Who he is
Before he spent his days making ice cream, the frozen dessert was a rare treat for Samer Aljokhadar. "I loved ice cream as a child, but we were from a poor family," he says. "We couldn't have it all the time." As a young adult, Aljokhadar worked for an ice cream factory in his home city of Homs, Syria. Around 1999, he opened his own small shop, making ice cream at night and selling it during the day. By 2011, Aljokhadar ran three shops and sold his product wholesale. His life revolved around the treat he admired from afar as a child—he was happy. But then the Arab Spring protests began, war followed, and Homs descended into chaos. Aljokhadar and his family fled to Jordan, where he was forced back to square one. For the next five years, he worked in an ice cream factory, dreaming of the day when he would once again open his own shop.
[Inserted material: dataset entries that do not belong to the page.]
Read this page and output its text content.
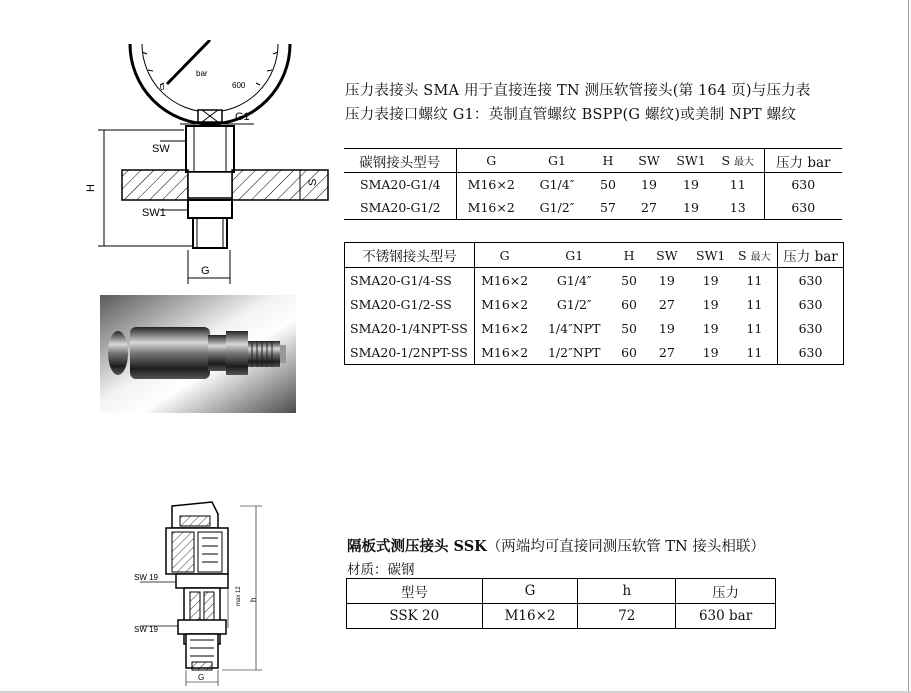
0
bar
600
G1
SW
S
SW1
H
G
压力表接头 SMA 用于直接连接 TN 测压软管接头(第 164 页)与压力表
压力表接口螺纹 G1：英制直管螺纹 BSPP(G 螺纹)或美制 NPT 螺纹
碳钢接头型号	G	G1	H	SW	SW1	S 最大	压力 bar
SMA20-G1/4	M16×2	G1/4″	50	19	19	11	630
SMA20-G1/2	M16×2	G1/2″	57	27	19	13	630
不锈钢接头型号	G	G1	H	SW	SW1	S 最大	压力 bar
SMA20-G1/4-SS	M16×2	G1/4″	50	19	19	11	630
SMA20-G1/2-SS	M16×2	G1/2″	60	27	19	11	630
SMA20-1/4NPT-SS	M16×2	1/4″NPT	50	19	19	11	630
SMA20-1/2NPT-SS	M16×2	1/2″NPT	60	27	19	11	630
SW 19
max 12
SW 19
h
G
隔板式测压接头 SSK（两端均可直接同测压软管 TN 接头相联）
材质：碳钢
型号	G	h	压力
SSK 20	M16×2	72	630 bar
When Aljokhadar arrived in Canada, he searched for someone who could help him realize his dream. That someone was Nabil Alzaabi, who offered to become Aljokhadar's business partner. This summer they opened Booza Emessa together, but Alzaabi is quick to give Aljokhadar most of the credit. "He makes everything himself," Alzaabi says. "I have never tasted anything like it. It's delicious."
What he does
When asked to describe his ice cream, Aljokhadar said he couldn't find the words. He was referring to a language barrier, but it's a fitting statement because finding the right words is a struggle. Stretchy? Chewy? Insanely creamy? So thick you can twirl it around your spoon? Perhaps it's best to start with how it's made.
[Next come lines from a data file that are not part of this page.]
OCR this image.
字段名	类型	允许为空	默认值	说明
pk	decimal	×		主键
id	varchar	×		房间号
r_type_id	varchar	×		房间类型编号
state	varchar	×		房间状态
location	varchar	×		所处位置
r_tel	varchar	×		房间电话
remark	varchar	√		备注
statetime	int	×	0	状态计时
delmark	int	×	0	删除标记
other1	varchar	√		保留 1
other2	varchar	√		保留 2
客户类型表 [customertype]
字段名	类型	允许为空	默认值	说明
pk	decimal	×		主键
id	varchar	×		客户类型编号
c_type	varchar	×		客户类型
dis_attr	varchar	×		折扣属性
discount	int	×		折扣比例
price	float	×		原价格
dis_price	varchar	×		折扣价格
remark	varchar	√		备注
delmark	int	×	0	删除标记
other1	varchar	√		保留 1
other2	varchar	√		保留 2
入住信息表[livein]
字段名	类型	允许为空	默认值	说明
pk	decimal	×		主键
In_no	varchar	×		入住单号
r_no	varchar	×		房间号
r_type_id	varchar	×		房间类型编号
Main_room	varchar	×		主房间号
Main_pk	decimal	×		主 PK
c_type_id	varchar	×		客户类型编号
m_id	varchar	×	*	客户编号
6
Syrian ice cream, known in Arabic as "booza," is produced through a strenuous process of pounding and stretching in a freezer drum, instead of churning. The not-so-secret ingredient that provides its famous texture is mastic, dried resin sourced from the mastic tree. Mastic is the root of the English word "masticate," meaning "to chew," so it's not surprising the resin was an early predecessor of chewing gum. Thanks to mastic, booza melts slower than other ice creams, making it perfect for long, hot summer days. Aljokhadar uses whole milk from Fox Hill Cheese House in his booza, which comes in an array of flavours from banana to cheesecake to pomegranate. He also offers a more traditional version, which is pounded into a flat circle, covered in pistachios, hand rolled and sliced.
Where he does it
Located at 819 Bedford Highway, Booza Emessa is an homage to Syrian architecture. Faux-stone arches, hand-painted ceiling murals and window shutters are all inspired by Aljokhadar's grandfather's house in Homs, a historic home that has been in the family for generations. "I tried to put some of it here," Aljokhadar says.
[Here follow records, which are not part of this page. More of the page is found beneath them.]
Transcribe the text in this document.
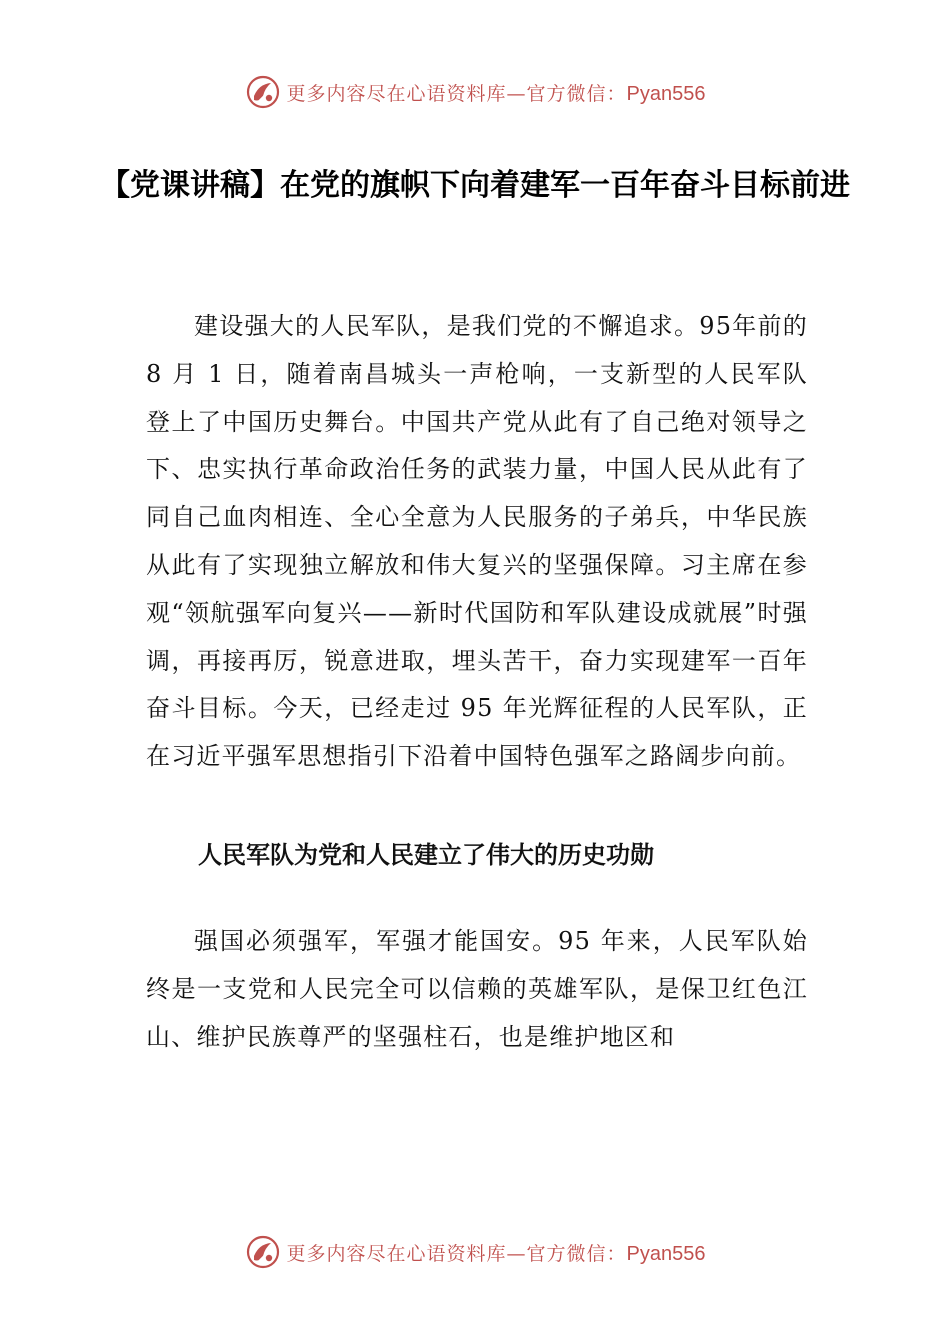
更多内容尽在心语资料库—官方微信：Pyan556
【党课讲稿】在党的旗帜下向着建军一百年奋斗目标前进

建设强大的人民军队，是我们党的不懈追求。95年前的 8 月 1 日，随着南昌城头一声枪响，一支新型的人民军队登上了中国历史舞台。中国共产党从此有了自己绝对领导之下、忠实执行革命政治任务的武装力量，中国人民从此有了同自己血肉相连、全心全意为人民服务的子弟兵，中华民族从此有了实现独立解放和伟大复兴的坚强保障。习主席在参观“领航强军向复兴——新时代国防和军队建设成就展”时强调，再接再厉，锐意进取，埋头苦干，奋力实现建军一百年奋斗目标。今天，已经走过 95 年光辉征程的人民军队，正在习近平强军思想指引下沿着中国特色强军之路阔步向前。

人民军队为党和人民建立了伟大的历史功勋

强国必须强军，军强才能国安。95 年来，人民军队始终是一支党和人民完全可以信赖的英雄军队，是保卫红色江山、维护民族尊严的坚强柱石，也是维护地区和

更多内容尽在心语资料库—官方微信：Pyan556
When you enter the shop, there is a replica of Homs' landmark black-and-white clock tower. On a back wall, a water spout is attached with a chain to a metal cup. This is also a popular feature in Homs, where water spouts mark street corners as drinking sources for thirsty passersby. Even the name "Booza Emessa" is a call back to Aljokhadar's home city: "Booza" is Arabic for ice cream and "Emessa" is the ancient name of Homs.
Why it works
Booza Emessa is a busy spot, often running out of at least one flavour before the day is through. Aljokhadar hopes to offer a large enough variety of flavours that customers can try something new each time, and perhaps later on expand the shop's offerings to include a couple traditional Syrian pastries, such as baklava and kanafeh. "In Canada, people are open to trying everything," he says. "I would like to thank the people who have visited my shop and supported me. When I see customers smile or say good things about the ice cream, I am always very happy."